L’orizzonte è la confluenza in cui i treni vanno a morire

Sono alla stazione del Blocco_B, a sud del grande fiume grigio che taglia in due questa orribile città. Questo quartiere è uno dei migliori della metropoli, si dice. Deve dipendere dal fazzoletto di terra verde denominato “parco”. Una volta questa città ne era piena, ma oggi non se ne trovano più. Sono passati di moda. Ma di questo devono essersene dimenticati ed è rimasto lì. Io lo trovo davvero carino, perché al posto dei soliti fiori, crescono siringhe. E ne senti frusciare la plastica mentre ti districhi per appoggiare i piedi.
Un tempo dall’ospedale mandavano degli addetti a raccoglierle e le riciclavano. Finché non si accorsero che queste siringhe determinavano patologie mortali. Poiché gli ematologi declinarono ogni responsabilità, si decise che il problema dovesse essere legato alla povertà del suolo. Gli agronomi provarono a fertilizzarlo, ma i risultati non cambiarono molto. Così ora le siringhe restano abbandonate a sé stesse e solo le vecchiette si ricordano di loro. Passano ad innaffiarle sulla strada di ritorno dal cimitero dove sono sepolte le loro famiglie, vittime del disastro infettivo. Ma si sa, anche la medicina ha diritto ai suoi errori.
E poi c’è dalla Fabbrica del Latte, una delle poche cose bianche nel raggio di centinaia di chilometri. Sembra che ne lavino costantemente le pareti con del bicarbonato ed, in effetti, non è raro vedere delle minuscole sagome umane appese a delle funi ed intente a strofinarne le superfici. Centimetro dopo centimetro. Il che mi ricorda la storia del prigioniero che ottenne la libertà per aver fatto tornare bianca la Torre di Salonicco lucidandone ogni pietra. Solo che qui la questione sembra molto meno drammatica. Questi uomini non passeranno alla storia, ma il loro operato sì. E la Fabbrica del Latte è già diventata un reperto di rilievo dell’urbanizzazione industriale, degna di essere ritratta nelle cartoline della città.
Gli stranieri, nel vederla, si sbracciano perché anche i loro compagni di viaggio possano contemplare e fotografare tale meraviglia. Li trovo fastidiosi mi sembrano scimmiette addestrate da guide turistiche economiche, trovate in regalo in qualche rivista domenicale.
A me la Fabbrica del Latte fa pensare solo a quanto fumo tossico viene scaricato nel cielo. Eppure devo riconoscere che il contrasto tra le esalazioni nerastre e il candore dell’edificio, sullo sfondo grigio della città, fa un certo effetto. Viene da pensare a qualche vecchi film in bianco e nero. Oppure ad una patologia oculistica che impedisca all’occhio di percepire i colori. In ogni caso spicca, anche se sue esalazioni tossiche buttano benzina sul fuoco dei nostri polmoni marci. E tutto sembrerebbe concorrere a destinare la popolazione al decesso collettivo per qualche malattia respiratoria. Coloro che sono sopravvissuti alle siringhe, ovviamente.
Perciò vale la pena di concedersi una sigaretta. Male non mi farà. Anche due, volendo. Le cose dispari mi mettono angoscia, perché non si possono dividere equamente. Non che io abbia alcuna intenzione di ripartire le mie scarse proprietà. Ma l’idea che virtualmente nessuno resterebbe scontento mi fa propendere per la parità.

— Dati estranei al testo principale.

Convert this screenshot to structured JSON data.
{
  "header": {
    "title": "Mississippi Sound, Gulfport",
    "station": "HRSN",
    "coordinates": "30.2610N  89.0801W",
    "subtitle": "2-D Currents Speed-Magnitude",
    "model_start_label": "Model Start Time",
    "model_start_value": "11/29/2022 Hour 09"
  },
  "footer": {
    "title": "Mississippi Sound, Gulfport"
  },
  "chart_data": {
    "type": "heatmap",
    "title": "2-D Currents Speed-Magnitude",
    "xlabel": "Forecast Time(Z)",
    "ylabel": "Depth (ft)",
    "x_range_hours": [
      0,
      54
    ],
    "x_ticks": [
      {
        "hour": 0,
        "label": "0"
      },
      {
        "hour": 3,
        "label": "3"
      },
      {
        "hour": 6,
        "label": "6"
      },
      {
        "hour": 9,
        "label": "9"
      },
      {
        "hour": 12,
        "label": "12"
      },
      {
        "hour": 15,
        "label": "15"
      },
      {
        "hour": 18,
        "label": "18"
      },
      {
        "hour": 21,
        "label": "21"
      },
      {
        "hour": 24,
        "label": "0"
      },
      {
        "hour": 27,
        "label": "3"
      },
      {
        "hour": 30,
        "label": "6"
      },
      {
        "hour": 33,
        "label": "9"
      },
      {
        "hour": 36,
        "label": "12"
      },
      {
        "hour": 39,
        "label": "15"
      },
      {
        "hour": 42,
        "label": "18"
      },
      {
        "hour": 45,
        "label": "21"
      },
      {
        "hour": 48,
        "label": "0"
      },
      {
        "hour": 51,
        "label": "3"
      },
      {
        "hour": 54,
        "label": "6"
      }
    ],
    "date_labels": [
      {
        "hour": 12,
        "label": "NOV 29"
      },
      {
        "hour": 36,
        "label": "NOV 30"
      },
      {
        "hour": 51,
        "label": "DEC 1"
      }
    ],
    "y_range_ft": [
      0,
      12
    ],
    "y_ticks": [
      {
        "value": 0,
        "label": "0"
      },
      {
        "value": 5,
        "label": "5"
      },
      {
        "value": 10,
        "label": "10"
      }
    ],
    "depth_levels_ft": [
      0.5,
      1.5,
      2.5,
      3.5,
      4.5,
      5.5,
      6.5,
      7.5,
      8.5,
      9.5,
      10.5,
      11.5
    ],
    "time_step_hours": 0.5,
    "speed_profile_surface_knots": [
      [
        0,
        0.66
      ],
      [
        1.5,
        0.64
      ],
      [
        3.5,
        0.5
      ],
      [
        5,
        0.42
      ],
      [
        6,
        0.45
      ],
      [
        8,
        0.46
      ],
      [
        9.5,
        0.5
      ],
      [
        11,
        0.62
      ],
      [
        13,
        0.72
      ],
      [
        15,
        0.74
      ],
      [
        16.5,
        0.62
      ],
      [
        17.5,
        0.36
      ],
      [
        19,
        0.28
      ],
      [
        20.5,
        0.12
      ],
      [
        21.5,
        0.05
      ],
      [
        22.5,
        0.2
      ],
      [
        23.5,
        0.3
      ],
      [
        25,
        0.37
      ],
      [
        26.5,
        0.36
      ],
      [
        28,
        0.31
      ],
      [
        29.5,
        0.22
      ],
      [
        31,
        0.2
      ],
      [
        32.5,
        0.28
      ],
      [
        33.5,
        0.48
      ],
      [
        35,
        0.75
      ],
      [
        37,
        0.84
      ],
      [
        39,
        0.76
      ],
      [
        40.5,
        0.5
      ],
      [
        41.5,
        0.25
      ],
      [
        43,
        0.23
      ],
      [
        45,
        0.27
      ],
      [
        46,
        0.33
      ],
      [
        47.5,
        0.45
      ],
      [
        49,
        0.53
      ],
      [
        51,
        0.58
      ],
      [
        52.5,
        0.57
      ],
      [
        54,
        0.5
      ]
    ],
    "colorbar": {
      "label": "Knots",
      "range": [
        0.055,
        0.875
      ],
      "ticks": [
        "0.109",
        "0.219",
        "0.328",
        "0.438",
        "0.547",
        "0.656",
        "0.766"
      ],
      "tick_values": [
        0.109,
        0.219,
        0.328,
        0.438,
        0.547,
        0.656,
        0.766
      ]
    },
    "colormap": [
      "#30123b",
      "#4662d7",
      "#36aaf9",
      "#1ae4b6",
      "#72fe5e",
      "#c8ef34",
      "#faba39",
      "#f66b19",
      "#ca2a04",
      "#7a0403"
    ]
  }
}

E comunque ho tutto il tempo di questo mondo. Il treno non mi sorprenderà di certo nel mezzo delle mie manifestazioni di devozione a Tabacco. Qui i treni sono dei mostri mitologici che attraversano il nulla, diretti verso prede che immaginano più accattivanti. Ne passano a centinaia e i più sembrano avere un’incredibile fretta. Solo pochi si fermano. Ho provato a contarli ma faccio sempre confusione. Però il tabellone segna quattro corse. Due per Orizzonte Nord e due per Orizzonte Sud. Il che si concilia molto con il mio senso di equilibrio nelle ripartizioni senza virgole, né resti. E’ forse anche per questo che da queste parti mi sento a mio agio.
Dei quattro treni che ogni giorno tirano i freni all’approssimarsi di questa stazione si immaginerebbe siano costretti a farlo a causa di qualche guasto. Invece no. Ovviamente non è raro che si verifichi qualche disguido. Spesso il macchinista dimentica la fermata. In ogni caso, non si sono mai registrate lamentele da viaggiatori rimasti a piedi. Per il semplice fatto che non c’è mai nessuno in attesa.
L’inconsistenza umana è un dato interessante. Mi fa dubitare che questo posto esista davvero. Raggiungo i binari come si entra in una bolla. Con cautela per paura che qualcosa in questo ecosistema si possa alterare uccidendo l’incanto. Mi siedo in fondo al marciapiedi e guardo il mondo scorrere verso Punto all’Orizzonte. E’ la destinazione verso cui tutti i treni sono diretti. Non sono mai stata ma da quelle parti ma si dice che lì ogni giorno si verifichino centinaia di incidenti ferroviari.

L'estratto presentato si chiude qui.